気のせいか、口内で少し鉄っぽい味がした。
——ああ、これが「大人の味」と言う奴か……。
しかし、この人……折角、僕が柔和にフォローしてまとめてあげたと言うのに、全て台無しにしやがった。
それに膝を付いて崩れ落ちた僕の事を不思議そうな表情を浮かべて見つめている。
その様に僕は憤りを感じずにいられない……。
何なんだ?
ワザとやってるのか?
——それとも、天然でやっているのか?
もう、訳が分からん……。
「……あの〜どうかしましたか?」
そんな僕に少し心配そうな表情を浮かべながらシスターさんが話しかけて来た。
いかんいかん……。
僕はもう少し、クールだったはずだ。
なのにここに来てからペースが乱れまくっている。
まるで、水無月姉弟(特にアスカ)と接しているみたいだ。
なんつうか……手応えがないんだよな〜。
ひらりとかわされている——って、言うより。軽くあしらわれているような感じで……。
——もう、いいや。
敬語なんて使っているからペースが乱されているんだな、きっと……。
「……ああ、大丈夫だ」
僕は敬語を諦め、タメ口でそう答えた。
そして、身体を揺らしながらゆっくりと立ち上がって平然を装う。
「——そろそろ、お暇しようかな」
立ち上がり際にそう告げるとシスターさんはきょとんとして少し間の抜けた表情を浮かべる。そんな彼女の態度の僕は首を傾げた。
「……もう、帰っちゃうんですか?」
少し名残惜しいのか、上目遣いで訴えかけて来たシスターさんに不覚にも「ドキっ」と動悸がして、少し顔が熱くなってしまった。

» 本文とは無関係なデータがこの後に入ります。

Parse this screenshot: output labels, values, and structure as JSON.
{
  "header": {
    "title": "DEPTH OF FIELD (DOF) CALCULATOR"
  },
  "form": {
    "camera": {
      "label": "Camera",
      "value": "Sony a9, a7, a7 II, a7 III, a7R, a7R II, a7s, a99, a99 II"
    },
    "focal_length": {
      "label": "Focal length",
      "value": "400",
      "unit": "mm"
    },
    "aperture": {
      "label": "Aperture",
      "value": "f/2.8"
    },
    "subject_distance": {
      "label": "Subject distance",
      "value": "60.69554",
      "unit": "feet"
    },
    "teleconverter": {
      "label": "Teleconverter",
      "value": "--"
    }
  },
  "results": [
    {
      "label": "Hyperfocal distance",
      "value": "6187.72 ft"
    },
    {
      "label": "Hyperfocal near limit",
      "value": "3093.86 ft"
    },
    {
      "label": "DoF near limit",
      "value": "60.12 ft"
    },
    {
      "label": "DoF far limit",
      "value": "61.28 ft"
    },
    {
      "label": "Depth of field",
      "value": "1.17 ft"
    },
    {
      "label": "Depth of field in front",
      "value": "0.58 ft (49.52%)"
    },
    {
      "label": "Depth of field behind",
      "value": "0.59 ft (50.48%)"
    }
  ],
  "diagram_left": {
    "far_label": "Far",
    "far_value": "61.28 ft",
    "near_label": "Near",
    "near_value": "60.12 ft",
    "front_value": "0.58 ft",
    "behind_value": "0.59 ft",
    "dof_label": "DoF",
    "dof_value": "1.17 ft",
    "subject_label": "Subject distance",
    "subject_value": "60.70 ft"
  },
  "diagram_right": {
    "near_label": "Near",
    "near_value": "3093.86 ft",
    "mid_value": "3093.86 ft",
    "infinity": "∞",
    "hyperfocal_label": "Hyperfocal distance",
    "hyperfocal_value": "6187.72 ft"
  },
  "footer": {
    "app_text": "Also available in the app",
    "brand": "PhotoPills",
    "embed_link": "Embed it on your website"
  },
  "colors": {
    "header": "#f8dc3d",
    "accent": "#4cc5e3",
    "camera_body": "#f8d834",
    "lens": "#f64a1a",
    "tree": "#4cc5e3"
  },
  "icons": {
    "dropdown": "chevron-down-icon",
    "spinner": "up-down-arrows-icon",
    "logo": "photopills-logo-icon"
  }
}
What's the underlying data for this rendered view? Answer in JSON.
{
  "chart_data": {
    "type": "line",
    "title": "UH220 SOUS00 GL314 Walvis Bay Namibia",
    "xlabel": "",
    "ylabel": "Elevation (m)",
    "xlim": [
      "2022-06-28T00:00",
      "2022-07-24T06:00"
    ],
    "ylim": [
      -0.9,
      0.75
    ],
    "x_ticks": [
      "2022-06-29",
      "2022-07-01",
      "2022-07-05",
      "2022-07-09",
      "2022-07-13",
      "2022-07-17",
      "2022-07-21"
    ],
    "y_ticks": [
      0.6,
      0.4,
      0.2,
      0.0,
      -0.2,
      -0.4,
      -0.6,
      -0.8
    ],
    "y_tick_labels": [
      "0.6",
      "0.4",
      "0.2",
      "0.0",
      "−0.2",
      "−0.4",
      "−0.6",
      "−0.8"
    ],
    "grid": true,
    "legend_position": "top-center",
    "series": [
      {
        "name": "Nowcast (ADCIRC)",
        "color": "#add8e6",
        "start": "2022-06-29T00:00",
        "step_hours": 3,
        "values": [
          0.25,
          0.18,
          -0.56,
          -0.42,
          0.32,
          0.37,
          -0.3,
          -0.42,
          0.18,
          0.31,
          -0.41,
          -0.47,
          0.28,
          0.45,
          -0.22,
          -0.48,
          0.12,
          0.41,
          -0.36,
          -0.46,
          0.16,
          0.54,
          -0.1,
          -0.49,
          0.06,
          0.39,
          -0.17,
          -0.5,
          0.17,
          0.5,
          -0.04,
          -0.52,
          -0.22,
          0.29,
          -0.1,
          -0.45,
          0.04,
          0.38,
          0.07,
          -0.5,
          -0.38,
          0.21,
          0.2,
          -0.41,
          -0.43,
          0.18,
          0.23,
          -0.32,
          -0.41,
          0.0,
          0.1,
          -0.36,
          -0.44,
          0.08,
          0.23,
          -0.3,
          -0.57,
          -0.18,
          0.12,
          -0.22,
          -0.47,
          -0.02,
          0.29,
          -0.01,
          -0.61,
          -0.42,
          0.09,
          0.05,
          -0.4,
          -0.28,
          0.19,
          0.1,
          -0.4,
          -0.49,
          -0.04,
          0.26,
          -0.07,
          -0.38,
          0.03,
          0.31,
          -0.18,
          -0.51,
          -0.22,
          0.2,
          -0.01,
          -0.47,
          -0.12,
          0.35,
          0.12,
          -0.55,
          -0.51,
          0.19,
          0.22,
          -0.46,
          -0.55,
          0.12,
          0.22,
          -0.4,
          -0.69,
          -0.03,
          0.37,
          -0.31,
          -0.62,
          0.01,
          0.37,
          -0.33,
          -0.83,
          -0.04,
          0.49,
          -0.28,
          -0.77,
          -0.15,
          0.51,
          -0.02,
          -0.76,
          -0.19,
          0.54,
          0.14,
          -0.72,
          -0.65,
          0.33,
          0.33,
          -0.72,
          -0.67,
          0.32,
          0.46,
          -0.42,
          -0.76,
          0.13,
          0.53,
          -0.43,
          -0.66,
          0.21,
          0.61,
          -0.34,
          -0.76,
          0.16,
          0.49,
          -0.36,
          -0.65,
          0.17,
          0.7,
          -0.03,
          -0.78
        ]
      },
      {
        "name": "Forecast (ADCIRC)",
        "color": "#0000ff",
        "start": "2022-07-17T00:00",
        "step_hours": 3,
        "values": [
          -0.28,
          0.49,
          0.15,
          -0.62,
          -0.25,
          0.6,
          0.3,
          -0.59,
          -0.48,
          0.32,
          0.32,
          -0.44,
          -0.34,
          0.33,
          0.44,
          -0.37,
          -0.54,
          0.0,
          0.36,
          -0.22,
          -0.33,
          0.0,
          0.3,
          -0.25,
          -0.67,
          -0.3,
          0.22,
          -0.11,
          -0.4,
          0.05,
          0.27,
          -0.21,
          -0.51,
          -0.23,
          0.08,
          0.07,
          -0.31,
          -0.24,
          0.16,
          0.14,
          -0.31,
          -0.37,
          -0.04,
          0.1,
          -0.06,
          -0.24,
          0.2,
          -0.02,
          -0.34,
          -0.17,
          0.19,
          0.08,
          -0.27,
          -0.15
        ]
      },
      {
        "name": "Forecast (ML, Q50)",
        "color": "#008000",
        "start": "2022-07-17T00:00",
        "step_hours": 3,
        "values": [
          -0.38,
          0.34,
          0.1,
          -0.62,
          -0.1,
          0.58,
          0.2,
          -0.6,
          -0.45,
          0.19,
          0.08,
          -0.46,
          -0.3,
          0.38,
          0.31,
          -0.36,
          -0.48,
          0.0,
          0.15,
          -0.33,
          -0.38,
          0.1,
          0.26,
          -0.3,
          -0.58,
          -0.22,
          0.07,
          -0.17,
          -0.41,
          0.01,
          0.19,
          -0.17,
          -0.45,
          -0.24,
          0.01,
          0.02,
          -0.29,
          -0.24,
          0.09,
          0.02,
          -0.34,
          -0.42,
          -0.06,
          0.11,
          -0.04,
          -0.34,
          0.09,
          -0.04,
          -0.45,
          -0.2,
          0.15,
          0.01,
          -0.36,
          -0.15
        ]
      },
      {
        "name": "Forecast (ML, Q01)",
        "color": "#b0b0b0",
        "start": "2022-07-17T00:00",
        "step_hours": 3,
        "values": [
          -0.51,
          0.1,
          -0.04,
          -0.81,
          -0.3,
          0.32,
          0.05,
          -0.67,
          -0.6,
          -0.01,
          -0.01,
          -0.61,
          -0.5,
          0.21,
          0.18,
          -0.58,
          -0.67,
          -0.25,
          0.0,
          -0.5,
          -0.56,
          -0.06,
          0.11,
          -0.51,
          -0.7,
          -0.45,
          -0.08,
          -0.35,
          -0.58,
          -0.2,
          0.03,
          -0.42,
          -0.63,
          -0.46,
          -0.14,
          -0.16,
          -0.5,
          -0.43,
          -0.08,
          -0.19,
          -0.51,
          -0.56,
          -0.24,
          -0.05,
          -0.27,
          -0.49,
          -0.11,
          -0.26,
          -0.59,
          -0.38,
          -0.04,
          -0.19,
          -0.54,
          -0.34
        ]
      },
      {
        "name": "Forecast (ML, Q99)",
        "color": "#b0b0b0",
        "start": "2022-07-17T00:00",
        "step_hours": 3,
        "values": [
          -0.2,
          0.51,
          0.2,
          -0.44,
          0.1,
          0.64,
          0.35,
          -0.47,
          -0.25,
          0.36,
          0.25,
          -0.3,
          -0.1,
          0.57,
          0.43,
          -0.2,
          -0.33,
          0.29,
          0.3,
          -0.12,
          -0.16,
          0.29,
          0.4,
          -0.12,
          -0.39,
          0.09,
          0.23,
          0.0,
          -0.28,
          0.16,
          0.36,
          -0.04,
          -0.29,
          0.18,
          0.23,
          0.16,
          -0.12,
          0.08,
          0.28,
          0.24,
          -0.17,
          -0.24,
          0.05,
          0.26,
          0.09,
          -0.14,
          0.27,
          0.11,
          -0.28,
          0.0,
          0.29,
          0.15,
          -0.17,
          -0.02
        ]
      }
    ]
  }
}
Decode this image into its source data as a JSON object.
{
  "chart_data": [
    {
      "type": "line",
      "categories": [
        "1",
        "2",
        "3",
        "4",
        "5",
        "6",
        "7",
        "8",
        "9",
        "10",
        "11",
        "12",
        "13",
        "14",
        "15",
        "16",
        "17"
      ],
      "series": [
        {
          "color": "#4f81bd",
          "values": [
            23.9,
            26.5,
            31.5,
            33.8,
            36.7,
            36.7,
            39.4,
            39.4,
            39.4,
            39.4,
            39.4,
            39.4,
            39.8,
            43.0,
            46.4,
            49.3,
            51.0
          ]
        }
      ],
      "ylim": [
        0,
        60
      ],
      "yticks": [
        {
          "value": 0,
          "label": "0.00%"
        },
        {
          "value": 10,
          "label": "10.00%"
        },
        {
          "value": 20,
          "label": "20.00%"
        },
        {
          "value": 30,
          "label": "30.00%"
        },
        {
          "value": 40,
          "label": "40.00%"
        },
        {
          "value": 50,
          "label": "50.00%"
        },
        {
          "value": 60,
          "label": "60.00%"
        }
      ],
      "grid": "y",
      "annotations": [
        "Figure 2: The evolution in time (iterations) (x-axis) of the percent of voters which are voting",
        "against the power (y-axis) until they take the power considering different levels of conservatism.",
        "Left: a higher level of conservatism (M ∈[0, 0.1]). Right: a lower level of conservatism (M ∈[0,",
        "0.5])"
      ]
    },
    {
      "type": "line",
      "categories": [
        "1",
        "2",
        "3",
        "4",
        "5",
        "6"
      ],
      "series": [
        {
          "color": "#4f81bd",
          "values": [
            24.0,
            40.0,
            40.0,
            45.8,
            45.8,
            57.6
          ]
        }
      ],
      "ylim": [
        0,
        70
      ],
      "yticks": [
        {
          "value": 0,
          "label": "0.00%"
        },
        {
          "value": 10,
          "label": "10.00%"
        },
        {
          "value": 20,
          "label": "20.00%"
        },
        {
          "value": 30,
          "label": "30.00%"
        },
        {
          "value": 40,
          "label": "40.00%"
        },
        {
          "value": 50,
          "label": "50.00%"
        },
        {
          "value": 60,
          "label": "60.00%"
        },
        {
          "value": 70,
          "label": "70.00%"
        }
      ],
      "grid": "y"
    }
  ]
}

「いや……ほら、あまり長居したらシスターさんに迷惑かなって……」
少し心もとない態度ながらも照れてしまったのを上手く誤魔化せたと思う。
その僕の言葉にシスターさんは納得してくれたのだろうか、軽く頷いてみせた。
「……そうですね。——お互い、色々と都合がありますし、ね……」
どこか物寂しさを彷彿させるかのような憂いた表情を浮かべながら話したシスターさんに何か妙な違和感を抱かざるを得なかった。
まるで、これが最後のお別れのような……そんな錯覚が生じた。
「……じゃ〜僕はこれで」
「はい、お見送りをします」
ゆったりとした足取りで僕たちはレッドカーペットを歩き。
板チョコがそのまま取り付けられたような扉のノブに手を伸ばし、ゆっくりと扉を開ける。
——扉を開けた瞬間。
日の光がちょうど真正面から差し込み、僕は堪らず目を細め、手でそれを少し遮る。
「それじゃ〜また」
「……はい。近いうちにまたお会いましょう」
小さく手を振って、微笑むシスターさんに見送られ。
僕は不思議な雰囲気を漂わす、この教会を後にした……。